How can schools support students suffering with mental health problems to consider university participation?
Deciding whether to go to university is a big decision for any student. There are so many things to consider: courses, institutions, accommodation, fees, funding, friends, grades, hobbies, and of course - whether they'll manage their studies and be happy at the university they choose.
For a student with a mental health problem, these considerations can become overwhelming, and the perceived or real barriers to reach higher education may seem unsurmountable. As a teacher or adviser, you may find it difficult to provide support and advice.
Remember higher education is an inclusive environment
An important thing to share with your students is that higher education is an inclusive environment with lots of support available for all. For example, universities may provide free counselling, mental health guidance, therapeutic care, massage services, low-cost gym memberships, online mental health resources, meditation classes, academic support, mentoring, mindfulness workshops and well-being consultations.
When researching universities, you and your students will find that all institutions have student services departments and well established Students' Unions which offer mental health support and links to internal and external support providers.
Pre and post application support
Students don't need to wait until they arrive at university to access support - it's often a great idea for your students to get in touch with university student services before accepting their place. You can help your students with this, perhaps even making the initial call on their behalf - you'll find that student services teams are very accommodating and happy to provide the guidance you need.
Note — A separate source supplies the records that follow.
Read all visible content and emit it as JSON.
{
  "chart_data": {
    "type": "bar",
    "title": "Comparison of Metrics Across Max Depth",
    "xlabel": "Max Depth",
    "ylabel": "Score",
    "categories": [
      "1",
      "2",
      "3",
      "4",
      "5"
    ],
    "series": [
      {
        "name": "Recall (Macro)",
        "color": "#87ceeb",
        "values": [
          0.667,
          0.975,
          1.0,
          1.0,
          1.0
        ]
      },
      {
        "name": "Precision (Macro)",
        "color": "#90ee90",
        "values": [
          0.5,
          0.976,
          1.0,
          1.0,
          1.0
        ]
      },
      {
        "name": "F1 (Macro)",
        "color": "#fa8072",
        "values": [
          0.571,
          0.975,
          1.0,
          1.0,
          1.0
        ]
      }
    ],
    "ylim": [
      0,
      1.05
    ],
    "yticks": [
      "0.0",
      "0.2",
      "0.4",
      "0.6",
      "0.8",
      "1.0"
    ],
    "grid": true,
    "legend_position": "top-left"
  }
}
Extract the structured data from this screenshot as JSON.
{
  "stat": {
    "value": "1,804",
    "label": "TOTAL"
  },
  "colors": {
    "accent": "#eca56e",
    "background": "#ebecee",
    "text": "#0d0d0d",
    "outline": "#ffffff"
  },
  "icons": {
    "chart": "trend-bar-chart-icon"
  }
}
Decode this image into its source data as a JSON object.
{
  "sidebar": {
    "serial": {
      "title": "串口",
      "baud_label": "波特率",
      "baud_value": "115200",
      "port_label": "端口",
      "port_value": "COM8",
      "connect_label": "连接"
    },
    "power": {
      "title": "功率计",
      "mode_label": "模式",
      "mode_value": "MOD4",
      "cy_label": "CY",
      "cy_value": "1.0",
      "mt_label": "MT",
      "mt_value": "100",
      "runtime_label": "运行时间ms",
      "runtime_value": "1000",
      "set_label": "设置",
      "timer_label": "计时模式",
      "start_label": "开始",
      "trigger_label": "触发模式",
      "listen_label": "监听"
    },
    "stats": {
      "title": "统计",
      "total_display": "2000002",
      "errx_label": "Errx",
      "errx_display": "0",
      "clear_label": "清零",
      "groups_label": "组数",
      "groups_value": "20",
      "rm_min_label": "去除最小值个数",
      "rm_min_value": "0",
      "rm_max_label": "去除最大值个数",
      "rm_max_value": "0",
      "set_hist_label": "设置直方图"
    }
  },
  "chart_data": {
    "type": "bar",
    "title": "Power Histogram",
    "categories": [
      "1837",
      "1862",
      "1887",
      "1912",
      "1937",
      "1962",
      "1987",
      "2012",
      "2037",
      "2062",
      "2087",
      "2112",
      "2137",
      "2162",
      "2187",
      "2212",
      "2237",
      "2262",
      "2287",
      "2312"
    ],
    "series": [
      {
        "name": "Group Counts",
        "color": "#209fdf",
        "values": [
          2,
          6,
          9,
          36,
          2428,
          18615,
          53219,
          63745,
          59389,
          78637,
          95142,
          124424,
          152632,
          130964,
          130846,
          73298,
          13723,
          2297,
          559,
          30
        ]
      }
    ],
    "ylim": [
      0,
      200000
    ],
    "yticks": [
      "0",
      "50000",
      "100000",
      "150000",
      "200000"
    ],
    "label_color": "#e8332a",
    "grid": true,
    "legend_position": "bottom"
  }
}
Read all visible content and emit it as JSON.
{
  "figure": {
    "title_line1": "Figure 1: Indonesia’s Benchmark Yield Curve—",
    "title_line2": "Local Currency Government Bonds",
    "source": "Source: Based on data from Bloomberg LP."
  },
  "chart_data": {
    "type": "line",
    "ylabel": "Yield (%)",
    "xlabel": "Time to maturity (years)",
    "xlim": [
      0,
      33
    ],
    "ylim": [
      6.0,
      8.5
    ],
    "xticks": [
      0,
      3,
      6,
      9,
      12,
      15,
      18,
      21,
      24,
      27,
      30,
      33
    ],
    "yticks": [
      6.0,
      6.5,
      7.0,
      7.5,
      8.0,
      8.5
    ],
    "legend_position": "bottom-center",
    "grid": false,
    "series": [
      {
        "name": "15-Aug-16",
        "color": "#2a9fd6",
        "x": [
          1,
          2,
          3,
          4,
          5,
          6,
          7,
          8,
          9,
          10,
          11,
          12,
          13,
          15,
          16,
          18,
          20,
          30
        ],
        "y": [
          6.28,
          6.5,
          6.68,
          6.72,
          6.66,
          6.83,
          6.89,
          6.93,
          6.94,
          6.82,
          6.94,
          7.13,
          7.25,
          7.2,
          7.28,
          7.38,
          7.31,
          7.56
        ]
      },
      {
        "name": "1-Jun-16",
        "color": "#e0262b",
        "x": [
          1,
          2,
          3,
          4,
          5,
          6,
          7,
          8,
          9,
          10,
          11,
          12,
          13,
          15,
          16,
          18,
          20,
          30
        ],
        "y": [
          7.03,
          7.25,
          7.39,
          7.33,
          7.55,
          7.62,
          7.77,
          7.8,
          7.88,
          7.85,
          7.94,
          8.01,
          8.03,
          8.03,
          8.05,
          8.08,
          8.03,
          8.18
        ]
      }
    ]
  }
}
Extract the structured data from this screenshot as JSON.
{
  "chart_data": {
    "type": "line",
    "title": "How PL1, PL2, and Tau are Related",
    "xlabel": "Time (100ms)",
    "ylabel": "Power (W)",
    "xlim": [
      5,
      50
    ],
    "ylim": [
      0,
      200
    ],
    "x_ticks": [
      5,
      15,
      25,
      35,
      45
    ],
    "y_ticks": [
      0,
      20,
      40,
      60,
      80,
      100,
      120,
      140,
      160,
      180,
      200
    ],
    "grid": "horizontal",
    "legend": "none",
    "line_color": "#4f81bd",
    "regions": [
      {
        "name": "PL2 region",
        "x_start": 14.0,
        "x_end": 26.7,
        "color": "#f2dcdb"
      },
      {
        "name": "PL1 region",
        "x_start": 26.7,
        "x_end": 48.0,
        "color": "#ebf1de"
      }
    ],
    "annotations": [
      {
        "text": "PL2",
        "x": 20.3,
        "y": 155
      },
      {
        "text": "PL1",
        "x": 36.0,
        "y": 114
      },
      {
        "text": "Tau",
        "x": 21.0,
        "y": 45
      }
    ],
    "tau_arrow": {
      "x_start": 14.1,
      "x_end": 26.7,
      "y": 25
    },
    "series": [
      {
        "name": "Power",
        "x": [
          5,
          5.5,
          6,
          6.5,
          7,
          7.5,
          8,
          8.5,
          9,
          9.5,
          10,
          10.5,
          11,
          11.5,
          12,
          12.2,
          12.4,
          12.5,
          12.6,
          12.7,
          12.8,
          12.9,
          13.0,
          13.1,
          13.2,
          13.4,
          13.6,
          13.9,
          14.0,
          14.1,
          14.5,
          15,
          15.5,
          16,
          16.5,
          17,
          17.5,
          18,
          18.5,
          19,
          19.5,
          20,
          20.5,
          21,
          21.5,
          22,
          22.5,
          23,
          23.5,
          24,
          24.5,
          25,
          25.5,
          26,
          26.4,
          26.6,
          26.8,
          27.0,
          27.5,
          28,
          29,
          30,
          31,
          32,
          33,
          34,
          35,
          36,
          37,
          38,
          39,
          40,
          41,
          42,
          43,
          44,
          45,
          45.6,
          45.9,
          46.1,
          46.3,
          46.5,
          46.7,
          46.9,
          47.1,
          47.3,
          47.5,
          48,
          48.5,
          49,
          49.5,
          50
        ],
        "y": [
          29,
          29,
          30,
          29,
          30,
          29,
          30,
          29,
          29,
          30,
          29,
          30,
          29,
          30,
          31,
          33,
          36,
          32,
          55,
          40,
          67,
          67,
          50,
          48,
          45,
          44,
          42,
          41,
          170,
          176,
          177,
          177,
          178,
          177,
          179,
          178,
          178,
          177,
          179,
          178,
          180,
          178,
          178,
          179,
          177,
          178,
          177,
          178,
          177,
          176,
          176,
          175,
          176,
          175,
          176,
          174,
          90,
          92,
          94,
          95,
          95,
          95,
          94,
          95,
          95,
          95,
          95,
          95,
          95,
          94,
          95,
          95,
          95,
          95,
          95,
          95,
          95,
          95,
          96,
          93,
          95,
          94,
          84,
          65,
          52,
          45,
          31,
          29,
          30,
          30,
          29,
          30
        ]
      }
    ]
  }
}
Something else to consider is that students can disclose mental health problems on their UCAS application if they choose. Doing so can ensure that they are able to access support they're entitled to. When assisting your students with UCAS applications, look out for the section of the UCAS form marked 'Disability/Special Needs' - here a student can tick the box for 'mental health condition'. The information provided is then passed on to the universities the student has applied to, and these institutions can begin to consider how to support them.
If a mental health condition is disclosed, the course provider is legally required to make reasonable adjustments to support the students' needs. This can be a reassuring fact for students concerned about managing their mental health whilst at university.
If you have any worries about how to support one of your students with mental health concerns, please contact the universities they're interested in and chat through the services available. Counselling, academic support, mentoring, quiet spaces, extra exam time and personal support usually come as standard. You'll find that lots of universities will be more than happy to foster a supportive environment and assist all students in their progression to higher education.